On the surface of it, ‘Sunset Road‘, the free single from my album, ‘Not All the Leaves are Falling‘, is a description of the autumn landscape on my Tauranga city to Maketu farm commute as I let go of the demands of work and head for home.
However, below this surface reading, there is a deeper well of experiences and ideas that gathered together into this particular combination of words and melody.
Leave-taking & Homecoming
For me, the soul of this song is about me making peace with coming home to New Zealand. I was 19 when I moved to Sydney and I spent my individuating and formative 20’s in its bright glow. There was a time when I said I would never come home to New Zealand. I came home in crisis in 2008, a reluctant returner and it took me time to learn to love the terrain of my childhood again and to make peace with my homecoming.
“I am happy living here in the shadow of these hills” is a statement I could never have said in the early years. That it bubbled out of me honestly in this song six years later is testament to the homecoming journey having done its work deep inside me.
Nature As Character
In my busy 20’s, nature for me was setting, scenery, a vague blur in the background of the real action. Trees were stage props which I was blind to in all honesty! In the last seven years, I have changed. I no longer perceive nature as simply a setting in this story but as a central character in the drama of human life. Trees and flowers now keep me company in the way that friends do.
I am learning to detect the shimmering vitality of Divine Presence within the trees, plants and flowers that surround me. They keep me company in gentle and life-giving ways, shooting colour through my soul and fresh steadiness into my bones. (Read: The Secret Life of Trees)

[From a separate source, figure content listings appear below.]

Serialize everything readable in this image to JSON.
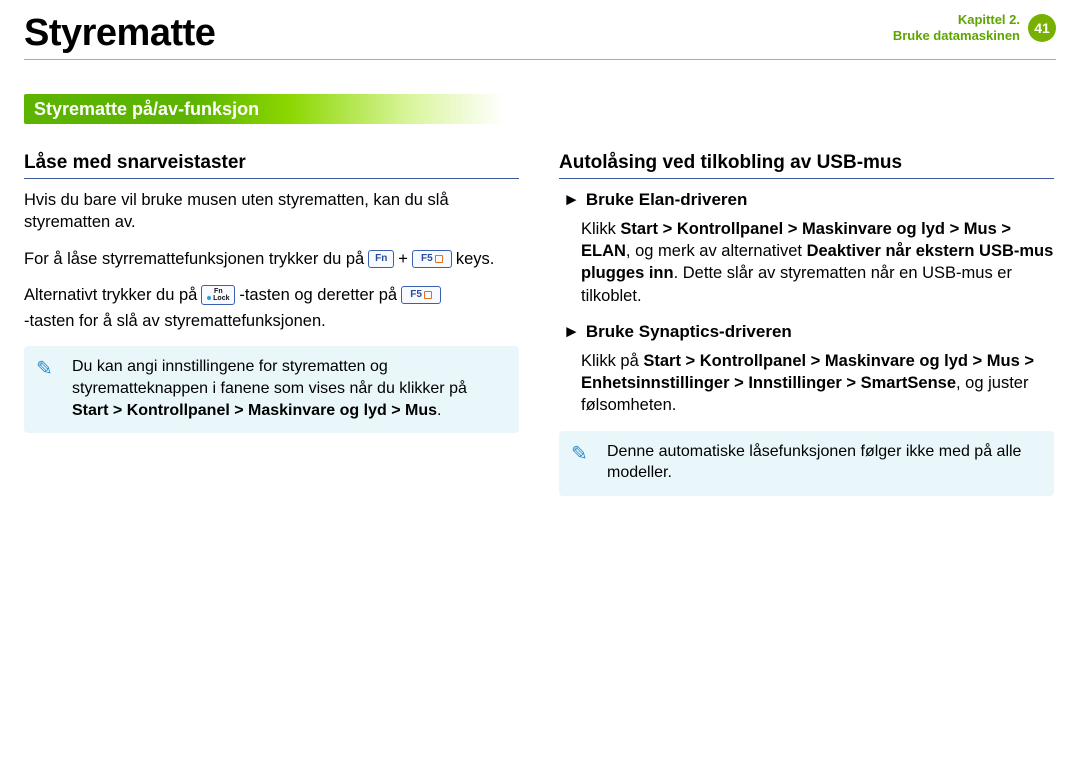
{
  "header": {
    "title": "Styrematte",
    "chapter_line1": "Kapittel 2.",
    "chapter_line2": "Bruke datamaskinen",
    "page_number": "41"
  },
  "section_bar": "Styrematte på/av-funksjon",
  "left": {
    "heading": "Låse med snarveistaster",
    "p1": "Hvis du bare vil bruke musen uten styrematten, kan du slå styrematten av.",
    "p2_a": "For å låse styrremattefunksjonen trykker du på",
    "p2_b": "keys.",
    "p3_a": "Alternativt trykker du på",
    "p3_b": "-tasten og deretter på",
    "p3_c": "-tasten for å slå av styremattefunksjonen.",
    "key_fn": "Fn",
    "key_plus": "+",
    "key_f5": "F5",
    "key_fnlock_top": "Fn",
    "key_fnlock_bot": "Lock",
    "note_a": "Du kan angi innstillingene for styrematten og styrematteknappen i fanene som vises når du klikker på ",
    "note_b": "Start > Kontrollpanel > Maskinvare og lyd > Mus",
    "note_c": "."
  },
  "right": {
    "heading": "Autolåsing ved tilkobling av USB-mus",
    "sub1": "Bruke Elan-driveren",
    "sub1_body_a": "Klikk ",
    "sub1_body_b": "Start > Kontrollpanel > Maskinvare og lyd > Mus > ELAN",
    "sub1_body_c": ", og merk av alternativet ",
    "sub1_body_d": "Deaktiver når ekstern USB-mus plugges inn",
    "sub1_body_e": ". Dette slår av styrematten når en USB-mus er tilkoblet.",
    "sub2": "Bruke Synaptics-driveren",
    "sub2_body_a": "Klikk på ",
    "sub2_body_b": "Start > Kontrollpanel > Maskinvare og lyd > Mus > Enhetsinnstillinger > Innstillinger > SmartSense",
    "sub2_body_c": ", og juster følsomheten.",
    "note": "Denne automatiske låsefunksjonen følger ikke med på alle modeller."
  },
  "icons": {
    "note_glyph": "✎",
    "triangle": "►"
  },
  "colors": {
    "green_dark": "#5cb400",
    "green_light": "#8bd600",
    "green_fade": "#d8f59a",
    "chapter_green": "#5ea500",
    "page_badge": "#78b000",
    "rule_blue": "#3d5a9a",
    "note_bg": "#e9f7fb",
    "note_icon": "#2a8fcf",
    "key_border": "#3a5fb0",
    "key_text": "#2a4aa0",
    "f5_icon_border": "#e0701a"
  }
}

The heavens declare the glory of God; the skies proclaim the work of his hands. Day after day they pour forth speech; night after night they reveal knowledge. Psalm 19
Sunset Road Moments as Spiritual Encounter
My drive home at sunset was part of that heart-lifting recognition. Panoramic landscapes create soul space. The expanse of the sky, strewn with peach, gold and purple opened up an interior capacity that allowed me to breathe all the way down. The trees shining in the exuberant throes of dying light somehow echoed my own life, my own being, my own grateful dependence on light. The nature of beauty acted on me like redemption, like restoration.
Virginia Woolf’s Trees
Virginia Woolf, the acclaimed British novelist and member of the Bloomsbury set, has forever changed the way I look at trees. In her first novel ‘The Voyage Out’, and last novel ‘Between the Acts’ I was struck by her soulful depiction of trees and way her characters encounter them as wholly ‘other’ – one character, in recognising that the grand, old trees will outlast her, comes face to face with her own mortality.
The line in Sunset Road – ‘when I’m gone they’ll face the sunrise just the same’ – harks back to my Virginia Woolf reading moments. Her characters gain a sense of both their connected and their smallness in the grand scope of nature.
The contemplative traditions teach me that spiritual growth begins with the recognition of a transcendent reality beyond the borders of my ego, which does not depend on me and which I cannot control. Sit in nature in silence for an hour and you will begin to intuit this dynamic.
The magic of an auburn sunset is a gift I drink in with an open heart.
The trees who flourish in dependence are co-inheritors of the grace that also sustains me.
The beauty of an ordinary scene lit up by extraordinary light is a whisper of my own story.
This is the story that shimmers beneath the surface of ‘Sunset Road’.